Les autorités européennes et française ont entre les mains de nombreux leviers pour agir sur les caractéristiques de l’offre et de la demande, depuis la réglementation des bâtiments jusqu’au bonus-malus des voitures et aux Feed in Tariffs : les prix en découlent très directement. On a vu récemment le feu vert de Bruxelles[3] à une aide d’Etat allemande de 1,6 G€ pour la mise sous cocon pendant 4 ans de centrales électriques au lignite (2,7 GW au total) : pourquoi ne pas compléter notre arsenal pour réduire l’empreinte carbone en utilisant ce type de mécanisme pour des centrales qui fonctionnent au gaz ou sur du charbon importé, en Allemagne ou ici ? Notamment lorsqu’il y a un enjeu de sécurité d’approvisionnement, montrer que certaines actions doivent être réalisées bien qu’elles soient onéreuses vaudrait mieux que se reposer uniquement sur des interventions moins transparentes soutenant ou déprimant les « prix de marché ».

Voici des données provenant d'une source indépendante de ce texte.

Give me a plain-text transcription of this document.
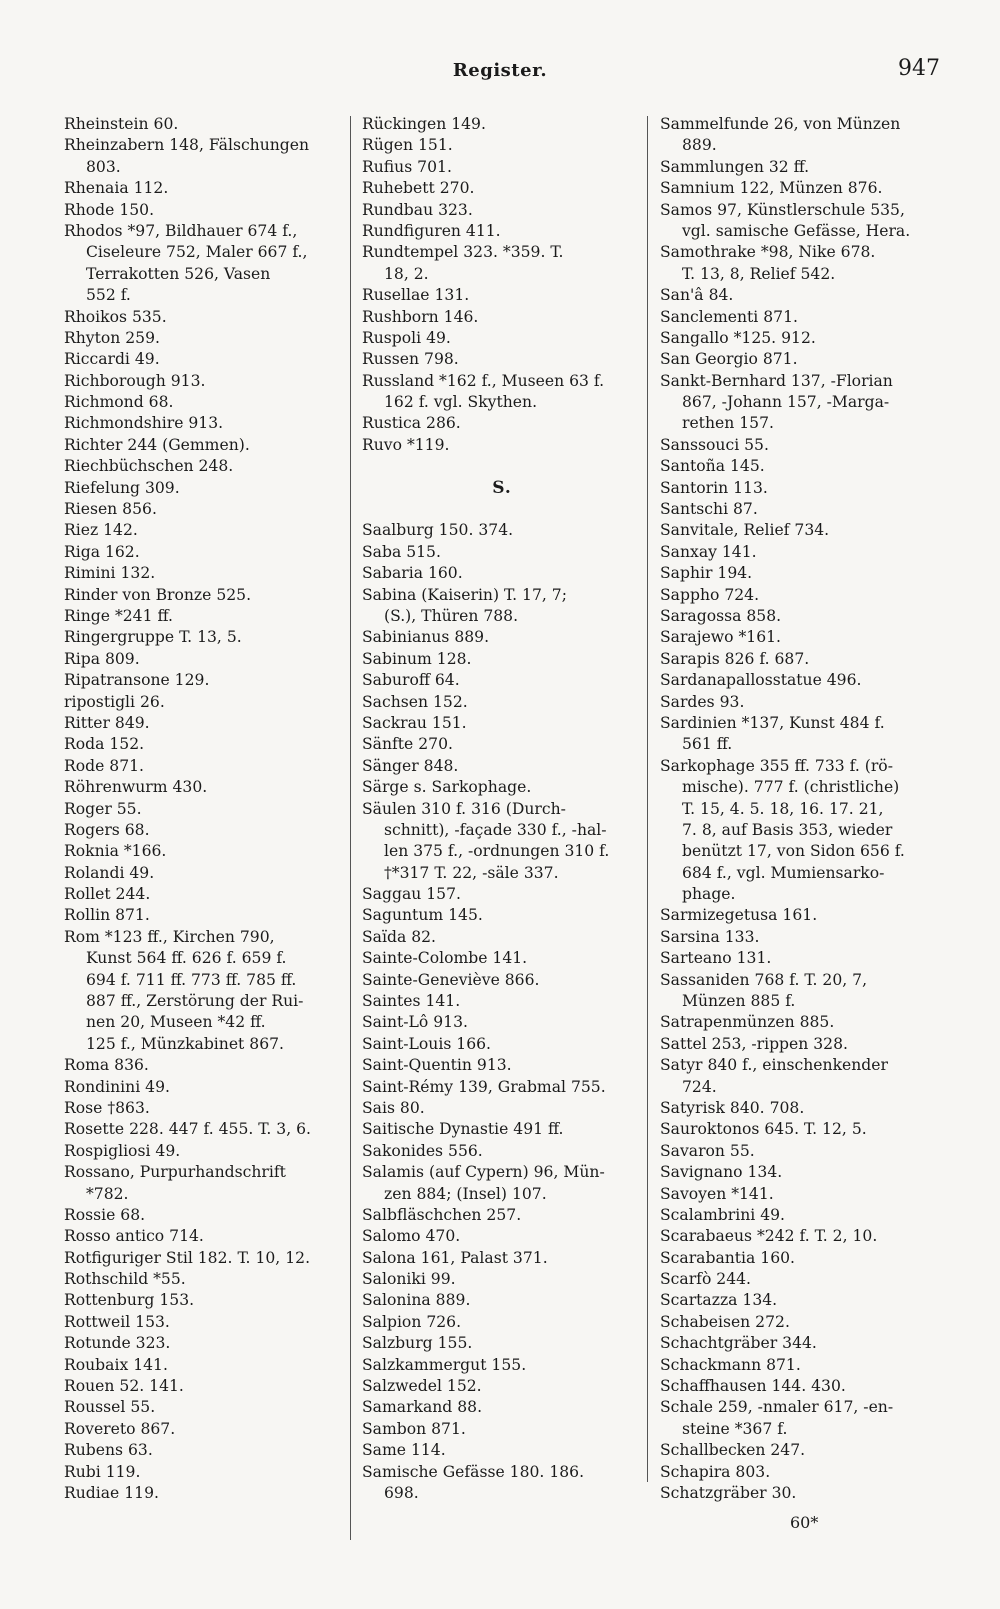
Register.	947
Rheinstein 60.
Rheinzabern 148, Fälschungen
803.
Rhenaia 112.
Rhode 150.
Rhodos *97, Bildhauer 674 f.,
Ciseleure 752, Maler 667 f.,
Terrakotten 526, Vasen
552 f.
Rhoikos 535.
Rhyton 259.
Riccardi 49.
Richborough 913.
Richmond 68.
Richmondshire 913.
Richter 244 (Gemmen).
Riechbüchschen 248.
Riefelung 309.
Riesen 856.
Riez 142.
Riga 162.
Rimini 132.
Rinder von Bronze 525.
Ringe *241 ff.
Ringergruppe T. 13, 5.
Ripa 809.
Ripatransone 129.
ripostigli 26.
Ritter 849.
Roda 152.
Rode 871.
Röhrenwurm 430.
Roger 55.
Rogers 68.
Roknia *166.
Rolandi 49.
Rollet 244.
Rollin 871.
Rom *123 ff., Kirchen 790,
Kunst 564 ff. 626 f. 659 f.
694 f. 711 ff. 773 ff. 785 ff.
887 ff., Zerstörung der Rui-
nen 20, Museen *42 ff.
125 f., Münzkabinet 867.
Roma 836.
Rondinini 49.
Rose †863.
Rosette 228. 447 f. 455. T. 3, 6.
Rospigliosi 49.
Rossano, Purpurhandschrift
*782.
Rossie 68.
Rosso antico 714.
Rotfiguriger Stil 182. T. 10, 12.
Rothschild *55.
Rottenburg 153.
Rottweil 153.
Rotunde 323.
Roubaix 141.
Rouen 52. 141.
Roussel 55.
Rovereto 867.
Rubens 63.
Rubi 119.
Rudiae 119.
Rückingen 149.
Rügen 151.
Rufius 701.
Ruhebett 270.
Rundbau 323.
Rundfiguren 411.
Rundtempel 323. *359. T.
18, 2.
Rusellae 131.
Rushborn 146.
Ruspoli 49.
Russen 798.
Russland *162 f., Museen 63 f.
162 f. vgl. Skythen.
Rustica 286.
Ruvo *119.
S.
Saalburg 150. 374.
Saba 515.
Sabaria 160.
Sabina (Kaiserin) T. 17, 7;
(S.), Thüren 788.
Sabinianus 889.
Sabinum 128.
Saburoff 64.
Sachsen 152.
Sackrau 151.
Sänfte 270.
Sänger 848.
Särge s. Sarkophage.
Säulen 310 f. 316 (Durch-
schnitt), -façade 330 f., -hal-
len 375 f., -ordnungen 310 f.
†*317 T. 22, -säle 337.
Saggau 157.
Saguntum 145.
Saïda 82.
Sainte-Colombe 141.
Sainte-Geneviève 866.
Saintes 141.
Saint-Lô 913.
Saint-Louis 166.
Saint-Quentin 913.
Saint-Rémy 139, Grabmal 755.
Sais 80.
Saitische Dynastie 491 ff.
Sakonides 556.
Salamis (auf Cypern) 96, Mün-
zen 884; (Insel) 107.
Salbfläschchen 257.
Salomo 470.
Salona 161, Palast 371.
Saloniki 99.
Salonina 889.
Salpion 726.
Salzburg 155.
Salzkammergut 155.
Salzwedel 152.
Samarkand 88.
Sambon 871.
Same 114.
Samische Gefässe 180. 186.
698.
Sammelfunde 26, von Münzen
889.
Sammlungen 32 ff.
Samnium 122, Münzen 876.
Samos 97, Künstlerschule 535,
vgl. samische Gefässe, Hera.
Samothrake *98, Nike 678.
T. 13, 8, Relief 542.
San'â 84.
Sanclementi 871.
Sangallo *125. 912.
San Georgio 871.
Sankt-Bernhard 137, -Florian
867, -Johann 157, -Marga-
rethen 157.
Sanssouci 55.
Santoña 145.
Santorin 113.
Santschi 87.
Sanvitale, Relief 734.
Sanxay 141.
Saphir 194.
Sappho 724.
Saragossa 858.
Sarajewo *161.
Sarapis 826 f. 687.
Sardanapallosstatue 496.
Sardes 93.
Sardinien *137, Kunst 484 f.
561 ff.
Sarkophage 355 ff. 733 f. (rö-
mische). 777 f. (christliche)
T. 15, 4. 5. 18, 16. 17. 21,
7. 8, auf Basis 353, wieder
benützt 17, von Sidon 656 f.
684 f., vgl. Mumiensarko-
phage.
Sarmizegetusa 161.
Sarsina 133.
Sarteano 131.
Sassaniden 768 f. T. 20, 7,
Münzen 885 f.
Satrapenmünzen 885.
Sattel 253, -rippen 328.
Satyr 840 f., einschenkender
724.
Satyrisk 840. 708.
Sauroktonos 645. T. 12, 5.
Savaron 55.
Savignano 134.
Savoyen *141.
Scalambrini 49.
Scarabaeus *242 f. T. 2, 10.
Scarabantia 160.
Scarfò 244.
Scartazza 134.
Schabeisen 272.
Schachtgräber 344.
Schackmann 871.
Schaffhausen 144. 430.
Schale 259, -nmaler 617, -en-
steine *367 f.
Schallbecken 247.
Schapira 803.
Schatzgräber 30.
60*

Bien sûr, chez nous, beaucoup de mécanismes permettent aussi de choisir presque librement de faire supporter un coût par le contribuable ou par les clients ou les actionnaires des électriciens, EDF ou ses concurrents, de mutualiser via la CSPE ou via les tarifs de raccordement de l’offshore, de bien utiliser les temporalités (amortissements, actifs dédiés, déchets…)… mais ces options modifient seulement le mode de financement de la dépense, pas son montant. Au demeurant, il ne faut pas oublier que la plupart de ces choix font l’objet de recours pour lesquels les intérêts en cause mobiliseront pendant des mois les meilleures compétences , techniciens, économistes ou avocats.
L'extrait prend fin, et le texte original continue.